Это все о том, что вещий князь-оборотень и чародей Всеслав Полоцкий, не принявший христианской веры, на «седьмом веке Трояна» учинил невероятный разор в русских землях, исполнившись Обидой — «девой себе любу». Вероятно, это была последняя попытка одного из Рюриковичей восстановить «древлее благочестие» в Киевской Руси. И не нужно отсчитывать время от некой даты, чтобы установить, что же такое седьмой век Трояна. Это чистая аллегория автора. Седьмой век — седьмая, последняя, вечность Трояна, как есть седьмое небо, седьмой день недели, семь цветов радуги. Это конечный срок существования чего-либо в славянской мифологии, и точка отсчета нового времени, века, эпохи.
Но все-таки кто же он, Троян-Траян?
Это и есть третье, общее, имя Месяца и Луны. Траян светит лишь по ночам, одновременно со звездами. Третья, божественная, суть Яна — владычество над ночными светилами. Он — атавизм эпохи крамолия, доживающий в сознании славян свой последний, седьмой, век, потому и не входит в пантеон богов, утвержденный Владимиром Святославличем. Вместе с восходом солнца власть Траяна заканчивается, поскольку ночной кумир ослеплен самой яркой звездой и лишь изредка, показывая свой нрав, спорит со светилом, на короткое время затмевая его. Как известно, при полном затмении на небосклоне проступают звезды.
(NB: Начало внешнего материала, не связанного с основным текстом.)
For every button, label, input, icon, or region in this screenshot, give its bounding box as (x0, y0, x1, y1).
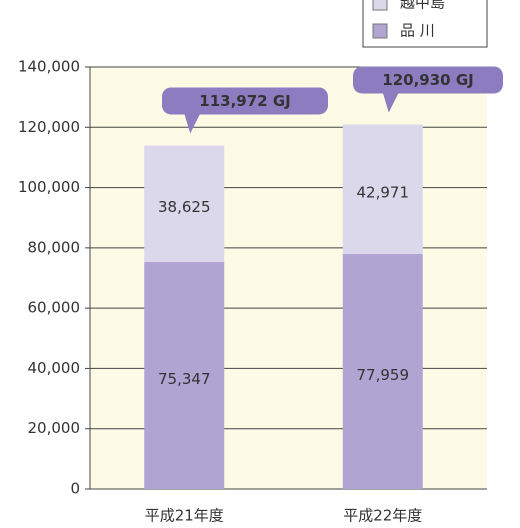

В мифологии славян это недобрый знак, предупреждение об опасности, поэтому автор «Слова...» так часто и упоминает Трояна и его уходящее время, однако князь Игорь «возре на светлое солнце и виде от него тьмою вся своя воя прикрыты. И рече Игорь к дружине своей: «Братие и дружино! Луце ж бы потяту быта, неже полонену быта. А всядем, братие, на свои борзыя комони, да позрим синего Дону!». Его презрение к грозному знаку и возможной смерти продиктовано целью — испытать позор плена, дабы призвать князей к единству.
Никто иной, как повелитель звезд Троян-Траян заслонил солнце.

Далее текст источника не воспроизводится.